This morning I hiked a hill above our home. It was so steep that my lungs began to explode with burning, short breaths. At the crest of the hill, my breathing returned to normal and I compared the tremendous effort and exertion with the energy it is going to take to maintain freedom in our country today. Most of the time I consider if what I am doing will make the world better. It is a conscious choice to focus each step on moving in a positive direction, each word I speak on raising hope, and each interaction I have with others to be fiercely for truth.
The political and social environments today are toxic with hate speech. Many people — more than half our nation — feel woeful after the election. There have been vicious attacks on people of color and women in the few days since the newly elected politicians have said they want to abolish a woman’s right to choose, cancel billions of dollars in climate finance, the future vice president spouting anti-LGBTQI politics, and people wave Confederate flags at parades. It is astounding.
New Zealand Green Party member, Metiria Turei, wrote in the Guardian “We need to say now, even louder than ever before, that we will keep fighting for the values we believe in. We will not stay silent when men brag about sexually assaulting women. We won’t accept lies and hate speech about women, or migrant, refugee and Muslim communities. We won’t stop pushing to prevent catastrophic climate change.” 1
The fight for equality and justice is part of my DNA. I have a sense memory of oppression, peace marches, and songs of resistance. For two days, I mourned the country’s return to the outspoken hatred, misogyny and racism I had seen my whole life. But now I am fired up, as President Obama encouraged us to be before Tuesday, November 9th. I remember what is required to transcend the roadblocks, the fire hoses, and the attack dogs.
Since 2012, when I studied “Spirit, Compassion, and Community Activism” with Susan Carter, Ph.D., I have described myself as a spiritual activist. Activism does not just mean a militant protest or demonstration. Dr. Carter wrote: “I personally equate activism with social action — and agree that both can be in the form of the ‘little’ things in everyday living, as well as larger public actions. I like to think of activism in relation to ‘activation’ — as a spark, or as a “putting forth” — to put spirit into action in the world.”
As a spiritual activist, I pray for strength and vision for each of you. I pray for the healing of divisions, misperceptions, and ignorance. I promise to be an ally for those who are being attacked or harmed in any way.
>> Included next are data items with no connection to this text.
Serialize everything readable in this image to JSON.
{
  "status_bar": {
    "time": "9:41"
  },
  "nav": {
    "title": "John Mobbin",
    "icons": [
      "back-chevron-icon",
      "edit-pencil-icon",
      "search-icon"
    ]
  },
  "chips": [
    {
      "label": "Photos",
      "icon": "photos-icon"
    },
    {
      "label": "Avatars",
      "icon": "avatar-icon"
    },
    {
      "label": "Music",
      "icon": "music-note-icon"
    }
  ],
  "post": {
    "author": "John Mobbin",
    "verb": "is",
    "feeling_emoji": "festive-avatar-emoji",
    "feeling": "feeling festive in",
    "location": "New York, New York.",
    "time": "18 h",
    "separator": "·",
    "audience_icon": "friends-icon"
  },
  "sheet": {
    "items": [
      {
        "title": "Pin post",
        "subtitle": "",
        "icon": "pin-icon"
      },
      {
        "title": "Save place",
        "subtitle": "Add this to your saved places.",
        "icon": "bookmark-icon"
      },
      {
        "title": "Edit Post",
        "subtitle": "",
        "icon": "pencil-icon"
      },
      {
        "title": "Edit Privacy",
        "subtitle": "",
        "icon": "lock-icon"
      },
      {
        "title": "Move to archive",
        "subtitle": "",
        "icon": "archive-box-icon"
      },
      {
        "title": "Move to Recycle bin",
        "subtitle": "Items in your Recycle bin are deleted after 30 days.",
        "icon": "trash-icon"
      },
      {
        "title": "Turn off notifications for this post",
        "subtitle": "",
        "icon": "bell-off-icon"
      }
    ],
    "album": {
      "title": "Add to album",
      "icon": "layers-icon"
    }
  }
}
A short video by “Films for Action” lists five ways to disrupt racism: 1. Don’t be a bystander 2. Film it (a racist act) and report it 3. Stick around for the victim 4. Tackle the culture of racism 5. Actively fight racism (www.facebook.com/videorev »)
And I say, chant your chants, sing your songs, challenge the actions of elected officials, and work for equality and integrity for all.
I searched for the hymns of the movements of my childhood. Earth Wind and Fire’s That’s the Way of the World is a message I am singing now:
Looking back we’ve touched on sorrowful days,
Future passes, disappears…
You will find peace of mind
If you look down in your heart & soul…
Don’t hesitate cause the world seems cold…
Stay young at heart cause you’re never ever old.
That’s the way of the world…” 2
Marian Wright Edelman wrote: “…Never has the call to moral and political struggle for justice been more urgent in our nation and world as now when forces of regression seek to erode — indeed destroy — racial and gender progress and dash the hopes of millions of children for a life free from poverty, hunger, homelessness, unequal education, health care, and a chance to get ready for school through quality early childhood supports.
How can we make a difference? By remembering and respecting the sanctity of all human beings — created by and equal in God’s sight — whatever their race, creed, color, gender, sexual preference, or disability. In this time of racial, gender, economic, and political divisiveness, coarsening of political rhetoric, and fraying of America’s democracy, I hope we adults can transmit respectful messages of hope and decency that build and not tear down our community, national and world civility and mutual respect.” 3
I sincerely hope you will join me in creating a more perfect union that is wise, understanding, reverential, loving and powerful. In the ‘60s, we said, “Power to the People.” Today, regaining this power sounds like a mountain too high to climb, but I will not turn back.